People often have a hypersensitive radar for whenever “connection” energy creeps into “control” territory. Reflexively, with no conversation exchanged , the relationship shifts. Sometimes this is a mistake; it was only perceived attempts at control, which may have been rooted in pragmatism. Nevertheless, the relationship wobbles into adversarial territory.
Feeling every bit of the struggle of my out-of-shape legs and lungs carrying me past 2 miles, I began to think about my own struggles with perfectionism, anxiety, and shame. Shame was the atmosphere of my upbringing, and I shielded myself from it by strategically performing and connecting. To comply with expectations, I constantly wrestled to control myself. All that self-control helped me achieve every big goal I targeted–until it didn’t.
At 30 years old, in the middle of a tough surgical residency, my coping skills failed spectacularly. I would push myself intensely with self control, get overwhelmed with anxiety and start avoidance patterns, then make up for it with more intensity and self control, on and on the snowball grew. I had the profound experience of completely losing myself when ultimately, I flipped a switch from being self-controlling to self-disconnecting. The shift was palpable. I recognized it, and I was afraid. I was despondent, but also living with white-hot self-contempt. I did not know how I could endure this pain for the rest of my life.
Happily, with lots of work and help I came back to myself, but 6 years later I am still unpacking that experience. Today on the trail, thinking about Dr. Brown’s commentary, I focused hard on connection versus control in my workout. First of all, I was working out without internal coercion or guilt; I really felt like it! Nice day, big gap between cases, good steady energy level…getting started was no sweat. Since adolescence, I’ve struggled with streaks and guilt-ridden gaps in my fitness routines, so lately I’d been focusing on gentle consistency.
I tried to connect with my body, with the trail, with the breeze. On the way back, I was really tired and I focused on a spot in the distance and ran to it. Thinking back to the grueling workouts I’ve put myself through, the marathon I ran, the exam studying, the applications, the money I needed to save, the waist size I needed to maintain, on-and-on I thought of unbelievable amount of pressure I had put on myself to hit goal after goal.
I was thinking about self-discipline and self-control; they weren’t the same, right? If I wisely chose a goal, my self-discipline should create the consistent effort and ecosystem for me to achieve it. However, I had so often forced myself to persevere, despite inadequate skills, training, habits, routines, support, mentorship, etc. Yes, I got there most of the time, but at brutal costs. And a few times I failed; no wonder. I was emotionally and spiritually wounded. In fact, I literally had times when I was physically ill and wounded along that way. I looked at a marker post, and thought about all these things, and how there was a part of me that could sprint toward it and completely ignore my body’s signals. Instead of doing that, which I had done so many times before, I decided to walk, and show back up tomorrow knowing I would not dread it and I would not hurt myself.

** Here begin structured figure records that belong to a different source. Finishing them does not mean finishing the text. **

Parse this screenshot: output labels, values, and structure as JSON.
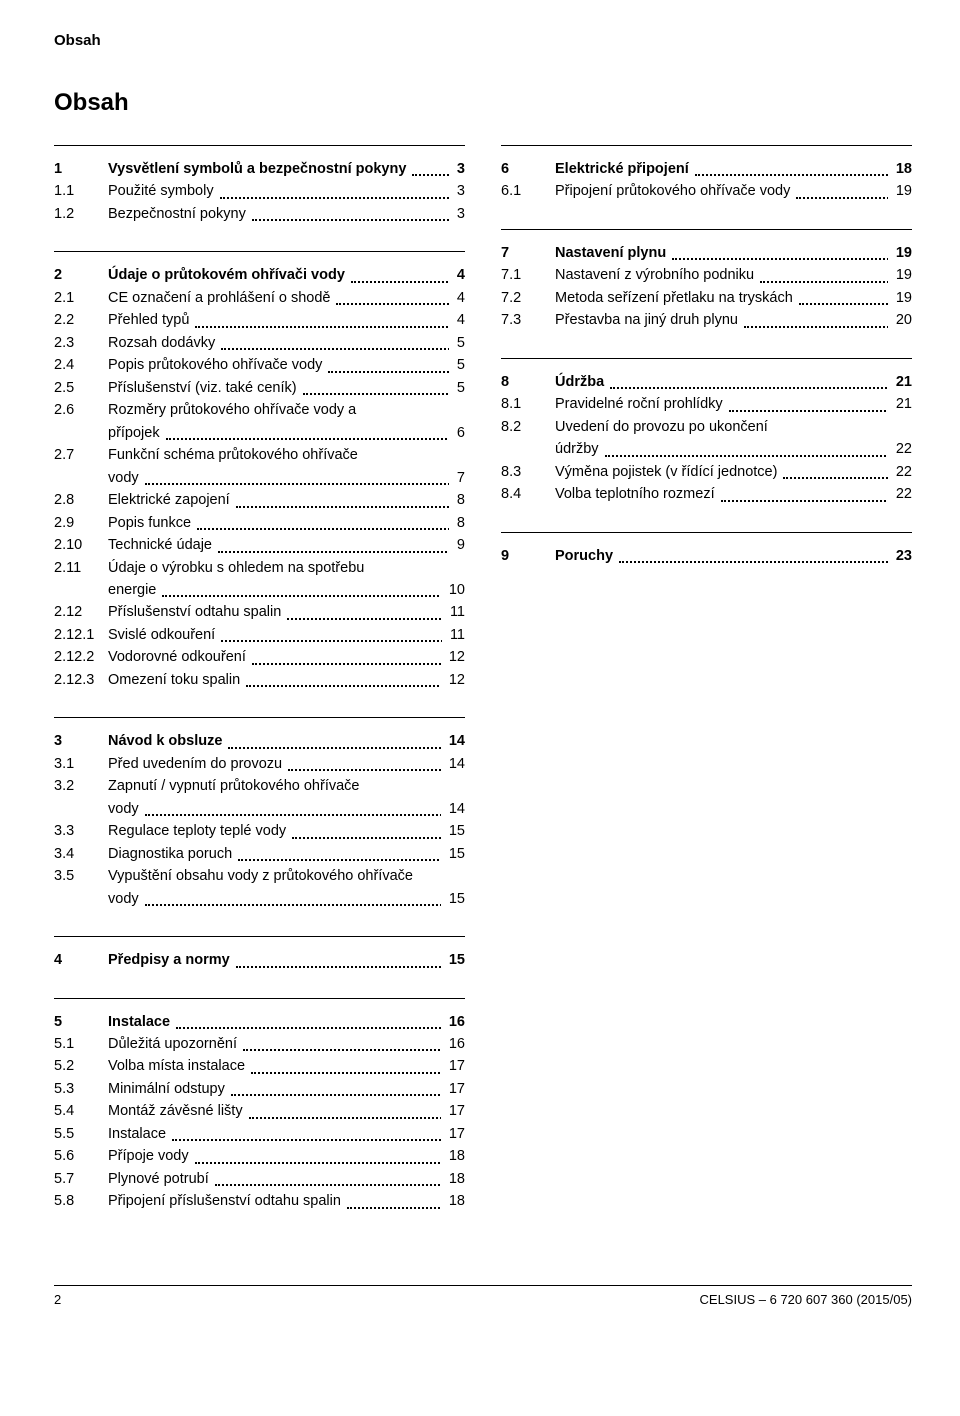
{
  "running_head": "Obsah",
  "page_title": "Obsah",
  "footer": {
    "page_number": "2",
    "doc_id": "CELSIUS – 6 720 607 360 (2015/05)"
  },
  "sections": [
    {
      "head": {
        "num": "1",
        "title": "Vysvětlení symbolů a bezpečnostní pokyny",
        "page": "3"
      },
      "items": [
        {
          "num": "1.1",
          "title": "Použité symboly",
          "page": "3"
        },
        {
          "num": "1.2",
          "title": "Bezpečnostní pokyny",
          "page": "3"
        }
      ]
    },
    {
      "head": {
        "num": "2",
        "title": "Údaje o průtokovém ohřívači vody",
        "page": "4"
      },
      "items": [
        {
          "num": "2.1",
          "title": "CE označení a prohlášení o shodě",
          "page": "4"
        },
        {
          "num": "2.2",
          "title": "Přehled typů",
          "page": "4"
        },
        {
          "num": "2.3",
          "title": "Rozsah dodávky",
          "page": "5"
        },
        {
          "num": "2.4",
          "title": "Popis průtokového ohřívače vody",
          "page": "5"
        },
        {
          "num": "2.5",
          "title": "Příslušenství (viz. také ceník)",
          "page": "5"
        },
        {
          "num": "2.6",
          "title": "Rozměry průtokového ohřívače vody a",
          "page": ""
        },
        {
          "num": "",
          "title": "přípojek",
          "page": "6"
        },
        {
          "num": "2.7",
          "title": "Funkční schéma průtokového ohřívače",
          "page": ""
        },
        {
          "num": "",
          "title": "vody",
          "page": "7"
        },
        {
          "num": "2.8",
          "title": "Elektrické zapojení",
          "page": "8"
        },
        {
          "num": "2.9",
          "title": "Popis funkce",
          "page": "8"
        },
        {
          "num": "2.10",
          "title": "Technické údaje",
          "page": "9"
        },
        {
          "num": "2.11",
          "title": "Údaje o výrobku s ohledem na spotřebu",
          "page": ""
        },
        {
          "num": "",
          "title": "energie",
          "page": "10"
        },
        {
          "num": "2.12",
          "title": "Příslušenství odtahu spalin",
          "page": "11"
        },
        {
          "num": "2.12.1",
          "title": "Svislé odkouření",
          "page": "11"
        },
        {
          "num": "2.12.2",
          "title": "Vodorovné odkouření",
          "page": "12"
        },
        {
          "num": "2.12.3",
          "title": "Omezení toku spalin",
          "page": "12"
        }
      ]
    },
    {
      "head": {
        "num": "3",
        "title": "Návod k obsluze",
        "page": "14"
      },
      "items": [
        {
          "num": "3.1",
          "title": "Před uvedením do provozu",
          "page": "14"
        },
        {
          "num": "3.2",
          "title": "Zapnutí / vypnutí průtokového ohřívače",
          "page": ""
        },
        {
          "num": "",
          "title": "vody",
          "page": "14"
        },
        {
          "num": "3.3",
          "title": "Regulace teploty teplé vody",
          "page": "15"
        },
        {
          "num": "3.4",
          "title": "Diagnostika poruch",
          "page": "15"
        },
        {
          "num": "3.5",
          "title": "Vypuštění obsahu vody z průtokového ohřívače",
          "page": ""
        },
        {
          "num": "",
          "title": "vody",
          "page": "15"
        }
      ]
    },
    {
      "head": {
        "num": "4",
        "title": "Předpisy a normy",
        "page": "15"
      },
      "items": []
    },
    {
      "head": {
        "num": "5",
        "title": "Instalace",
        "page": "16"
      },
      "items": [
        {
          "num": "5.1",
          "title": "Důležitá upozornění",
          "page": "16"
        },
        {
          "num": "5.2",
          "title": "Volba místa instalace",
          "page": "17"
        },
        {
          "num": "5.3",
          "title": "Minimální odstupy",
          "page": "17"
        },
        {
          "num": "5.4",
          "title": "Montáž závěsné lišty",
          "page": "17"
        },
        {
          "num": "5.5",
          "title": "Instalace",
          "page": "17"
        },
        {
          "num": "5.6",
          "title": "Přípoje vody",
          "page": "18"
        },
        {
          "num": "5.7",
          "title": "Plynové potrubí",
          "page": "18"
        },
        {
          "num": "5.8",
          "title": "Připojení příslušenství odtahu spalin",
          "page": "18"
        }
      ]
    },
    {
      "head": {
        "num": "6",
        "title": "Elektrické připojení",
        "page": "18"
      },
      "items": [
        {
          "num": "6.1",
          "title": "Připojení průtokového ohřívače vody",
          "page": "19"
        }
      ]
    },
    {
      "head": {
        "num": "7",
        "title": "Nastavení plynu",
        "page": "19"
      },
      "items": [
        {
          "num": "7.1",
          "title": "Nastavení z výrobního podniku",
          "page": "19"
        },
        {
          "num": "7.2",
          "title": "Metoda seřízení přetlaku na tryskách",
          "page": "19"
        },
        {
          "num": "7.3",
          "title": "Přestavba na jiný druh plynu",
          "page": "20"
        }
      ]
    },
    {
      "head": {
        "num": "8",
        "title": "Údržba",
        "page": "21"
      },
      "items": [
        {
          "num": "8.1",
          "title": "Pravidelné roční prohlídky",
          "page": "21"
        },
        {
          "num": "8.2",
          "title": "Uvedení do provozu po ukončení",
          "page": ""
        },
        {
          "num": "",
          "title": "údržby",
          "page": "22"
        },
        {
          "num": "8.3",
          "title": "Výměna pojistek (v řídící jednotce)",
          "page": "22"
        },
        {
          "num": "8.4",
          "title": "Volba teplotního rozmezí",
          "page": "22"
        }
      ]
    },
    {
      "head": {
        "num": "9",
        "title": "Poruchy",
        "page": "23"
      },
      "items": []
    }
  ],
  "left_sections": [
    0,
    1,
    2,
    3,
    4
  ],
  "right_sections": [
    5,
    6,
    7,
    8
  ]
}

Now that I have internalized this lesson, I see its repercussions in global health matters. How often does a humanitarian project veer from connection to control? How many humanitarian disasters sprout from the same dysfunctional tension? How do we ensure that our relationships with local stakeholders, patients, and donors, remain firmly in the “connection” realm?
If a project is stipulated on access to local resources, that’s control, not connection. If it’s a thinly disguised attempt to proselytize, that’s definitely control. And it won’t take much for that relationship to fall into disconnection, when projects get monopolized and the original purpose is totally lost. Anyone who has worked in charity or non-profit projects should be able to recall an example; the majority of projects are dysfunctional.
Honing the skills to recognize, and accurately communicate, when a relationship is one of true connection on a micro-level will help us solve macro-level problems. Recognizing when we are connected to ourselves, and our own values, is a pre-requisite to building authentic community, and doing no harm.